Ни на одном суде потом не появлялся и «разгневанный народ» — или власти решили, что производит это скорее обратное впечатление, или же рассудили так: сегодня мы натравливаем работяг на них, завтра работяги бросятся на нас. Через несколько месяцев, во время суда над Ириной Белогородской, обвиненной в распространении обращения в защиту Марченко, публика состояла из томных молодых людей и девушек в дубленках, они никого не задирали, вежливо слушали речи диссидентов и иногда, вздыхая, говорили друг другу: «Скорее бы все это кончилось». Из-за особенностей советской юриспруденции ни один из авторов этого обращения не только не был привлечен к ответственности, но даже не был приглашён свидетелем и уж, конечно, не был допущен в зал суда как зритель. Специально подобранная публика на политических процессах отвечает двум задачам: свести до минимума утечку «неконтролируемой информации» и психологически «додавить» подсудимого, чтоб он не видел себе ниоткуда поддержки.
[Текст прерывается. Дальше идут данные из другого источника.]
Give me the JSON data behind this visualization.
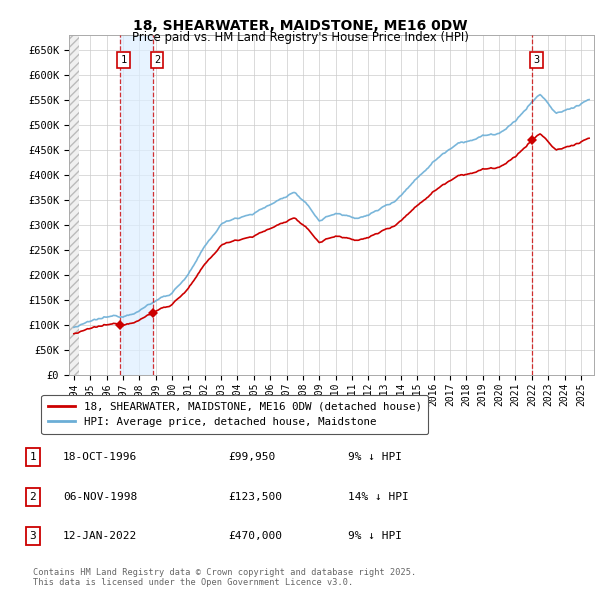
{
  "title": "18, SHEARWATER, MAIDSTONE, ME16 0DW",
  "subtitle": "Price paid vs. HM Land Registry's House Price Index (HPI)",
  "ylim": [
    0,
    680000
  ],
  "yticks": [
    0,
    50000,
    100000,
    150000,
    200000,
    250000,
    300000,
    350000,
    400000,
    450000,
    500000,
    550000,
    600000,
    650000
  ],
  "ytick_labels": [
    "£0",
    "£50K",
    "£100K",
    "£150K",
    "£200K",
    "£250K",
    "£300K",
    "£350K",
    "£400K",
    "£450K",
    "£500K",
    "£550K",
    "£600K",
    "£650K"
  ],
  "hpi_color": "#6baed6",
  "price_color": "#cc0000",
  "vline_color": "#cc0000",
  "shade_color": "#ddeeff",
  "legend_line1": "18, SHEARWATER, MAIDSTONE, ME16 0DW (detached house)",
  "legend_line2": "HPI: Average price, detached house, Maidstone",
  "transactions": [
    {
      "id": 1,
      "date": "18-OCT-1996",
      "year": 1996.79,
      "price": 99950,
      "pct": "9%",
      "direction": "↓"
    },
    {
      "id": 2,
      "date": "06-NOV-1998",
      "year": 1998.84,
      "price": 123500,
      "pct": "14%",
      "direction": "↓"
    },
    {
      "id": 3,
      "date": "12-JAN-2022",
      "year": 2022.03,
      "price": 470000,
      "pct": "9%",
      "direction": "↓"
    }
  ],
  "footer": "Contains HM Land Registry data © Crown copyright and database right 2025.\nThis data is licensed under the Open Government Licence v3.0.",
  "xlim_left": 1993.7,
  "xlim_right": 2025.8
}
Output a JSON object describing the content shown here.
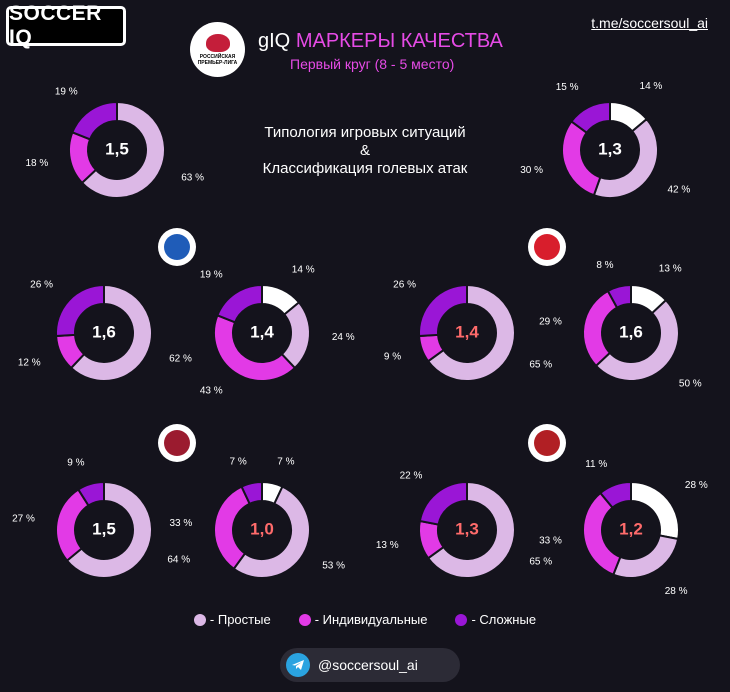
{
  "header": {
    "logo_text": "SOCCER IQ",
    "channel": "t.me/soccersoul_ai",
    "title_prefix": "gIQ",
    "title_main": "МАРКЕРЫ КАЧЕСТВА",
    "subtitle": "Первый круг (8 - 5 место)",
    "center_line1": "Типология игровых ситуаций",
    "center_line2": "&",
    "center_line3": "Классификация голевых атак",
    "league_badge_text": "РОССИЙСКАЯ ПРЕМЬЕР-ЛИГА"
  },
  "colors": {
    "simple": "#dcb8e6",
    "individual": "#e23ae6",
    "complex": "#9a16d6",
    "center": "#14131c",
    "value_white": "#ffffff",
    "value_red": "#ff6b6b"
  },
  "legend": [
    {
      "label": "- Простые",
      "color": "#dcb8e6"
    },
    {
      "label": "- Индивидуальные",
      "color": "#e23ae6"
    },
    {
      "label": "- Сложные",
      "color": "#9a16d6"
    }
  ],
  "chart_data": [
    {
      "type": "pie",
      "center_value": "1,5",
      "value_color": "white",
      "series": [
        {
          "name": "Простые",
          "value": 63
        },
        {
          "name": "Индивидуальные",
          "value": 18
        },
        {
          "name": "Сложные",
          "value": 19
        }
      ]
    },
    {
      "type": "pie",
      "center_value": "1,3",
      "value_color": "white",
      "series": [
        {
          "name": "Простые",
          "value": 42
        },
        {
          "name": "Индивидуальные",
          "value": 30
        },
        {
          "name": "Сложные",
          "value": 15
        }
      ],
      "other": 14
    },
    {
      "type": "pie",
      "center_value": "1,6",
      "value_color": "white",
      "series": [
        {
          "name": "Простые",
          "value": 62
        },
        {
          "name": "Индивидуальные",
          "value": 12
        },
        {
          "name": "Сложные",
          "value": 26
        }
      ]
    },
    {
      "type": "pie",
      "center_value": "1,4",
      "value_color": "white",
      "series": [
        {
          "name": "Простые",
          "value": 24
        },
        {
          "name": "Индивидуальные",
          "value": 43
        },
        {
          "name": "Сложные",
          "value": 19
        }
      ],
      "other": 14
    },
    {
      "type": "pie",
      "center_value": "1,4",
      "value_color": "red",
      "series": [
        {
          "name": "Простые",
          "value": 65
        },
        {
          "name": "Индивидуальные",
          "value": 9
        },
        {
          "name": "Сложные",
          "value": 26
        }
      ]
    },
    {
      "type": "pie",
      "center_value": "1,6",
      "value_color": "white",
      "series": [
        {
          "name": "Простые",
          "value": 50
        },
        {
          "name": "Индивидуальные",
          "value": 29
        },
        {
          "name": "Сложные",
          "value": 8
        }
      ],
      "other": 13
    },
    {
      "type": "pie",
      "center_value": "1,5",
      "value_color": "white",
      "series": [
        {
          "name": "Простые",
          "value": 64
        },
        {
          "name": "Индивидуальные",
          "value": 27
        },
        {
          "name": "Сложные",
          "value": 9
        }
      ]
    },
    {
      "type": "pie",
      "center_value": "1,0",
      "value_color": "red",
      "series": [
        {
          "name": "Простые",
          "value": 53
        },
        {
          "name": "Индивидуальные",
          "value": 33
        },
        {
          "name": "Сложные",
          "value": 7
        }
      ],
      "other": 7
    },
    {
      "type": "pie",
      "center_value": "1,3",
      "value_color": "red",
      "series": [
        {
          "name": "Простые",
          "value": 65
        },
        {
          "name": "Индивидуальные",
          "value": 13
        },
        {
          "name": "Сложные",
          "value": 22
        }
      ]
    },
    {
      "type": "pie",
      "center_value": "1,2",
      "value_color": "red",
      "series": [
        {
          "name": "Простые",
          "value": 28
        },
        {
          "name": "Индивидуальные",
          "value": 33
        },
        {
          "name": "Сложные",
          "value": 11
        }
      ],
      "other": 28
    }
  ],
  "footer": {
    "handle": "@soccersoul_ai"
  }
}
Поспешность ведения следствия и суда над демонстрантами указывала, что их не хотят слишком долго держать в тюрьме.
Несмотря на то, что все держались очень достойно и ни один вину не признал, Бабицкий, Богораз и Литвинов получили по три, четыре и пять лет ссылки,[1] Делоне и Дремлюга, как ранее судимые, — по три года лагерей, а Файнберг еще ранее был признан невменяемым и помещен в психбольницу, Горбаневская к суду не привлекалась. В самом тяжелом положении оказался Владимир Дремлюга — рабочий из Херсона, с большой энергией, долей авантюризма и развитым чувством справедливости. Он был отправлен на Кольский полуостров, оттуда переведен и Якутию, где получил второй срок, — и после шести лет ему предложили на выбор: или третий срок, или покаянное письмо в газету.